Segundo depoimento de moradores aos promotores, várias
pessoas são cooptadas a ocupar
barracos prestes a serem removidos pelo município com o objetivo de também receber a ajuda financeira, que pode chegar
a até R$ 5.000. Há a suspeita,
ainda segundo o Ministério Público, da participação de funcionários municipais na fraude.
A investigação teve início na
favela Rocinha Paulista (zona
sul). Sete moradores e ex-moradores relataram um esquema
para receber o "cheque-despejo", coordenado por duas líderes comunitárias e com a conivência de um fiscal.
De acordo com essas testemunhas, das quais três delas a
Folha ouviu, desde setembro
deste ano as líderes comunitárias Elizabeth Gonçalves de
Oliveira e Isabel Cristina Cândido coordenaram a construção de novos barracos.

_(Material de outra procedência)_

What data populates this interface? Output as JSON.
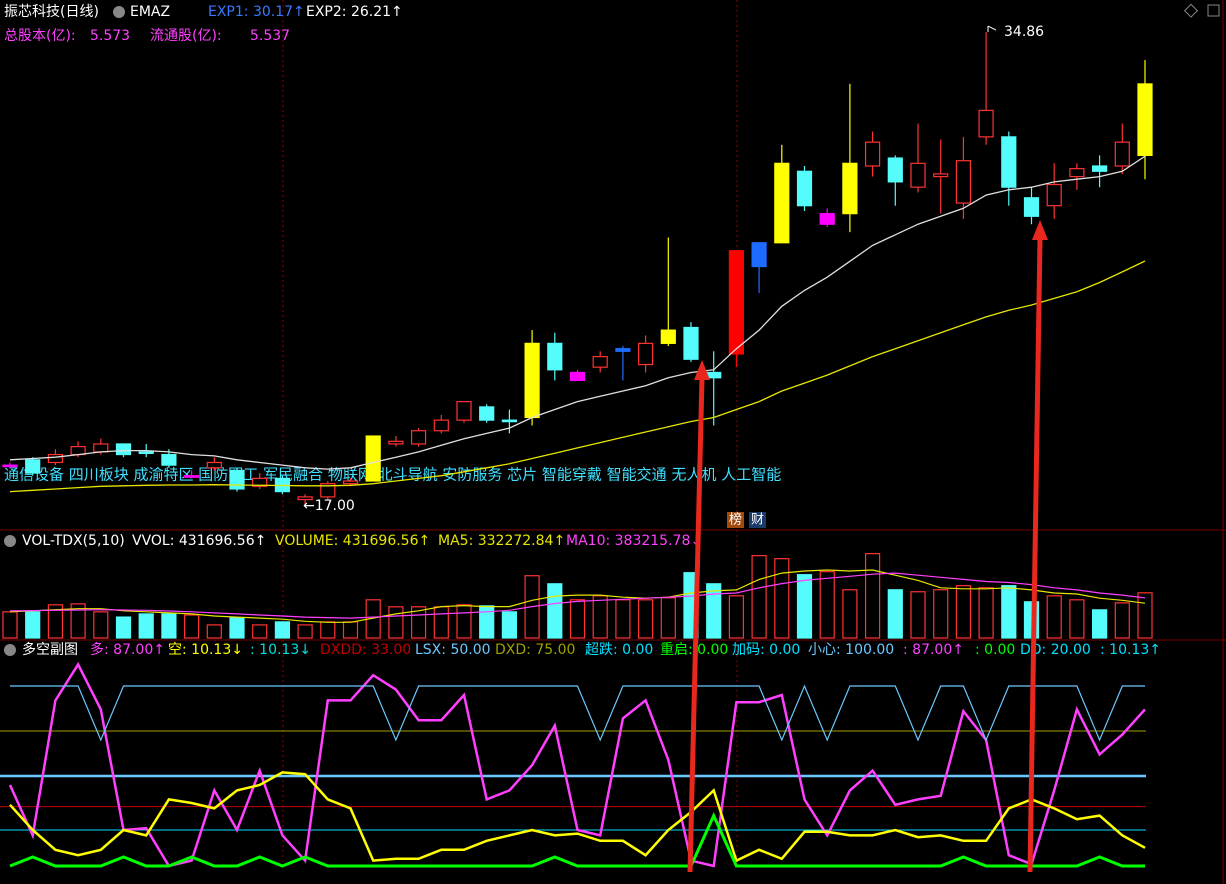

"O povo não dorme mais não.
É fazendo barraco a noite inteira", disse uma moradora, que
pediu para não ser identificada.
"Vem gente até do interior."
As testemunhas contam que,
para autorizar a construção de
um novo barraco, as líderes cobram um pedágio. De cada quatro barracos construídos, um é
repassado à dupla. Isso também vale para a divisão de um
mesmo barraco, outra fraude,
que multiplica o valor do benefício. "Tem uma casa que foi divida em 12", diz uma moradora.
O esquema, ainda segundo
esses moradores, conta com a
participação de funcionários da
prefeitura. O mais citado é um
fiscal da Subprefeitura do Jabaquara, Eduardo Kawai, conhecido como Eduardo Japonês,
responsável pelo cadastro de
moradores. Kawai e Elizabeth
negam as acusações.
"Isso [o esquema de fraudes]
está acontecendo na cidade inteira. Foi criada uma indústria", afirma o promotor José
Carlos de Freitas, da Habitação
e Urbanismo da capital. Ele cita
a construção de uma favela próxima à ponte estaiada sobre o
rio Pinheiros.
De acordo com as testemunhas, só as líderes construíram
17 novos barracos (recebendo a
indenização por todos eles). Os
falsos moradores, que emprestam o nome para receber o cheque da prefeitura, receberam
de R$ 500 a R$ 1.000.
Desde setembro, a prefeitura
vem retirando barracos da favela da Rocinha Paulista em
dois trechos. Um para a construção de uma rua e outro, em
uma área considerada de risco.
A prefeitura disse ontem não
saber quantas pessoas moram
no local, que fica próximo da
avenida Roberto Marinho.
Essas pessoas, segundo a investigação, recebem o cheque
da prefeitura e, ao sacá-lo, vão
acompanhadas dos fraudadores, que ficam com a maior parte do dinheiro na hora.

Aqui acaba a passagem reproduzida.